O doce infiltrado

AGENTE DUPLO na GloboPlay

A meio caminho entre o documentário de observação, a farsa documental e a paródia do filme de espionagem, Agente Duplo (The Mole Agent, exibido no É Tudo Verdade como “O Espião”) é tão cativante quanto intrigante. Segundo conta a diretora chilena Maite Alberdi, ela estava visitando o detetive particular Rómulo Aitken para preparar um filme quando este recebeu uma cliente com um pedido especial: investigar se sua mãe estava sendo bem tratada numa casa de repouso da periferia de Santiago. O caso chamou a atenção da cineasta. O detetive publicou um anúncio no jornal convocando homens de 80 a 90 anos para se infiltrar no lar dos velhinhos. Maite filmou as entrevistas e se encantou com o simplório Sergio Chamy, que acabou contratado. O filme, então, se instala no Lar São Francisco e acompanha a desajeitada performance do espião de 83 anos, ao mesmo tempo em que ele progressivamente se envolve com as “abuelitas” e vira o xodó da casa.

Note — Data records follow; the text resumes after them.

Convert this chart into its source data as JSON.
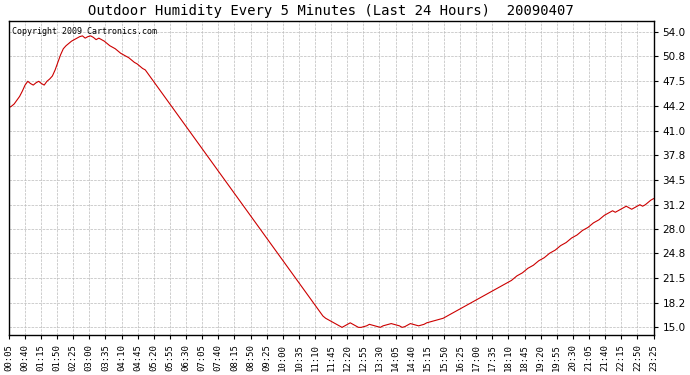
{
  "title": "Outdoor Humidity Every 5 Minutes (Last 24 Hours)  20090407",
  "copyright_text": "Copyright 2009 Cartronics.com",
  "line_color": "#cc0000",
  "background_color": "#ffffff",
  "grid_color": "#bbbbbb",
  "yticks": [
    15.0,
    18.2,
    21.5,
    24.8,
    28.0,
    31.2,
    34.5,
    37.8,
    41.0,
    44.2,
    47.5,
    50.8,
    54.0
  ],
  "ylim": [
    14.0,
    55.5
  ],
  "xtick_labels": [
    "00:05",
    "00:40",
    "01:15",
    "01:50",
    "02:25",
    "03:00",
    "03:35",
    "04:10",
    "04:45",
    "05:20",
    "05:55",
    "06:30",
    "07:05",
    "07:40",
    "08:15",
    "08:50",
    "09:25",
    "10:00",
    "10:35",
    "11:10",
    "11:45",
    "12:20",
    "12:55",
    "13:30",
    "14:05",
    "14:40",
    "15:15",
    "15:50",
    "16:25",
    "17:00",
    "17:35",
    "18:10",
    "18:45",
    "19:20",
    "19:55",
    "20:30",
    "21:05",
    "21:40",
    "22:15",
    "22:50",
    "23:25"
  ],
  "humidity_values": [
    44.0,
    44.2,
    44.5,
    45.0,
    45.5,
    46.2,
    47.0,
    47.5,
    47.2,
    47.0,
    47.3,
    47.5,
    47.2,
    47.0,
    47.5,
    47.8,
    48.2,
    49.0,
    50.0,
    51.0,
    51.8,
    52.2,
    52.5,
    52.8,
    53.0,
    53.2,
    53.4,
    53.5,
    53.2,
    53.4,
    53.5,
    53.3,
    53.0,
    53.2,
    53.0,
    52.8,
    52.5,
    52.2,
    52.0,
    51.8,
    51.5,
    51.2,
    51.0,
    50.8,
    50.6,
    50.3,
    50.0,
    49.8,
    49.5,
    49.2,
    49.0,
    48.5,
    48.0,
    47.5,
    47.0,
    46.5,
    46.0,
    45.5,
    45.0,
    44.5,
    44.0,
    43.5,
    43.0,
    42.5,
    42.0,
    41.5,
    41.0,
    40.5,
    40.0,
    39.5,
    39.0,
    38.5,
    38.0,
    37.5,
    37.0,
    36.5,
    36.0,
    35.5,
    35.0,
    34.5,
    34.0,
    33.5,
    33.0,
    32.5,
    32.0,
    31.5,
    31.0,
    30.5,
    30.0,
    29.5,
    29.0,
    28.5,
    28.0,
    27.5,
    27.0,
    26.5,
    26.0,
    25.5,
    25.0,
    24.5,
    24.0,
    23.5,
    23.0,
    22.5,
    22.0,
    21.5,
    21.0,
    20.5,
    20.0,
    19.5,
    19.0,
    18.5,
    18.0,
    17.5,
    17.0,
    16.5,
    16.2,
    16.0,
    15.8,
    15.6,
    15.4,
    15.2,
    15.0,
    15.2,
    15.4,
    15.6,
    15.4,
    15.2,
    15.0,
    15.0,
    15.1,
    15.2,
    15.4,
    15.3,
    15.2,
    15.1,
    15.0,
    15.2,
    15.3,
    15.4,
    15.5,
    15.4,
    15.3,
    15.2,
    15.0,
    15.1,
    15.3,
    15.5,
    15.4,
    15.3,
    15.2,
    15.3,
    15.4,
    15.6,
    15.7,
    15.8,
    15.9,
    16.0,
    16.1,
    16.2,
    16.4,
    16.6,
    16.8,
    17.0,
    17.2,
    17.4,
    17.6,
    17.8,
    18.0,
    18.2,
    18.4,
    18.6,
    18.8,
    19.0,
    19.2,
    19.4,
    19.6,
    19.8,
    20.0,
    20.2,
    20.4,
    20.6,
    20.8,
    21.0,
    21.2,
    21.5,
    21.8,
    22.0,
    22.2,
    22.5,
    22.8,
    23.0,
    23.2,
    23.5,
    23.8,
    24.0,
    24.2,
    24.5,
    24.8,
    25.0,
    25.2,
    25.5,
    25.8,
    26.0,
    26.2,
    26.5,
    26.8,
    27.0,
    27.2,
    27.5,
    27.8,
    28.0,
    28.2,
    28.5,
    28.8,
    29.0,
    29.2,
    29.5,
    29.8,
    30.0,
    30.2,
    30.4,
    30.2,
    30.4,
    30.6,
    30.8,
    31.0,
    30.8,
    30.6,
    30.8,
    31.0,
    31.2,
    31.0,
    31.2,
    31.5,
    31.8,
    32.0
  ]
}
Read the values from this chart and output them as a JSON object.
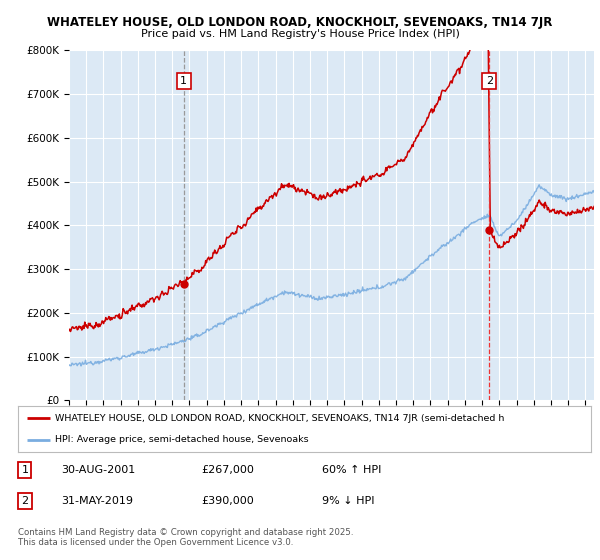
{
  "title1": "WHATELEY HOUSE, OLD LONDON ROAD, KNOCKHOLT, SEVENOAKS, TN14 7JR",
  "title2": "Price paid vs. HM Land Registry's House Price Index (HPI)",
  "xlim_start": 1995.0,
  "xlim_end": 2025.5,
  "ylim_min": 0,
  "ylim_max": 800000,
  "background_color": "#ffffff",
  "chart_bg_color": "#dce9f5",
  "grid_color": "#ffffff",
  "sale1_year": 2001.664,
  "sale1_price": 267000,
  "sale1_label": "1",
  "sale2_year": 2019.414,
  "sale2_price": 390000,
  "sale2_label": "2",
  "legend_line1": "WHATELEY HOUSE, OLD LONDON ROAD, KNOCKHOLT, SEVENOAKS, TN14 7JR (semi-detached h",
  "legend_line2": "HPI: Average price, semi-detached house, Sevenoaks",
  "note1_label": "1",
  "note1_date": "30-AUG-2001",
  "note1_price": "£267,000",
  "note1_hpi": "60% ↑ HPI",
  "note2_label": "2",
  "note2_date": "31-MAY-2019",
  "note2_price": "£390,000",
  "note2_hpi": "9% ↓ HPI",
  "footer": "Contains HM Land Registry data © Crown copyright and database right 2025.\nThis data is licensed under the Open Government Licence v3.0.",
  "red_line_color": "#cc0000",
  "blue_line_color": "#7aade0",
  "sale1_vline_color": "#999999",
  "sale2_vline_color": "#ee3333",
  "label_box_color": "#cc0000"
}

É preciso suspender a descrença para ver o filme como um documentário. Desde as cenas iniciais, no escritório do detetive, a cenografia e a iluminação de filme noir, a edição em cortes clássicos, a performance dos idosos, tudo remete ao estatuto da ficção. Na casa de repouso, a câmera se move com liberdade por corredores e quartos, seguindo o nosso infiltrado à maneira de A Pantera Cor de Rosa, sempre com tomadas em tripé ou carrinho, muito bem planejadas e enquadradas. A crer que tudo isso era feito como se fosse um simples registro do dia-a-dia da instituição, sem que a trama fosse de conhecimento do staff da casa, então estamos diante de um milagre em matéria de estratégia documental.

Mas questionar o método e a ética de Maite Alberdi torna-se bastante secundário diante do resultado obtido. Agente Duplo é uma comédia deliciosa que aos poucos se transforma num drama comovente sobre a solidão dos idosos nesses lugares, quando não têm família ou são negligenciados por seus entes queridos. O amável Sergio, que não sabia sequer manipular um celular, tem que aprender a ser uma espécie de James Bond octogenário, lidando com microcâmeras, mensagens secretas e dissimulações.

Enquanto isso, o seu charme discreto e a disposição para ouvir fazem dele um canal por onde acessamos as demandas afetivas, as manias e as tristezas das senhorinhas. Ele se torna confidente da poeta, da cleptomaníaca, da angustiada pela falta de memória e ainda de uma pretendente que o escolhe para dar fim a sua virgindade. Assim Maite capta momentos de ternura, pesar e hilaridade – seja um simples varal repleto de camisolas, seja uma festa de aniversário ou uma paquera geriátrica.

Se para Sergio a estada no Lar São Francisco representa uma quebra na sua rotina tediosa de viúvo recente, para os idosos em geral o filme serve como um alerta sobre o abandono. Para os espectadores, é um deleite sem preço.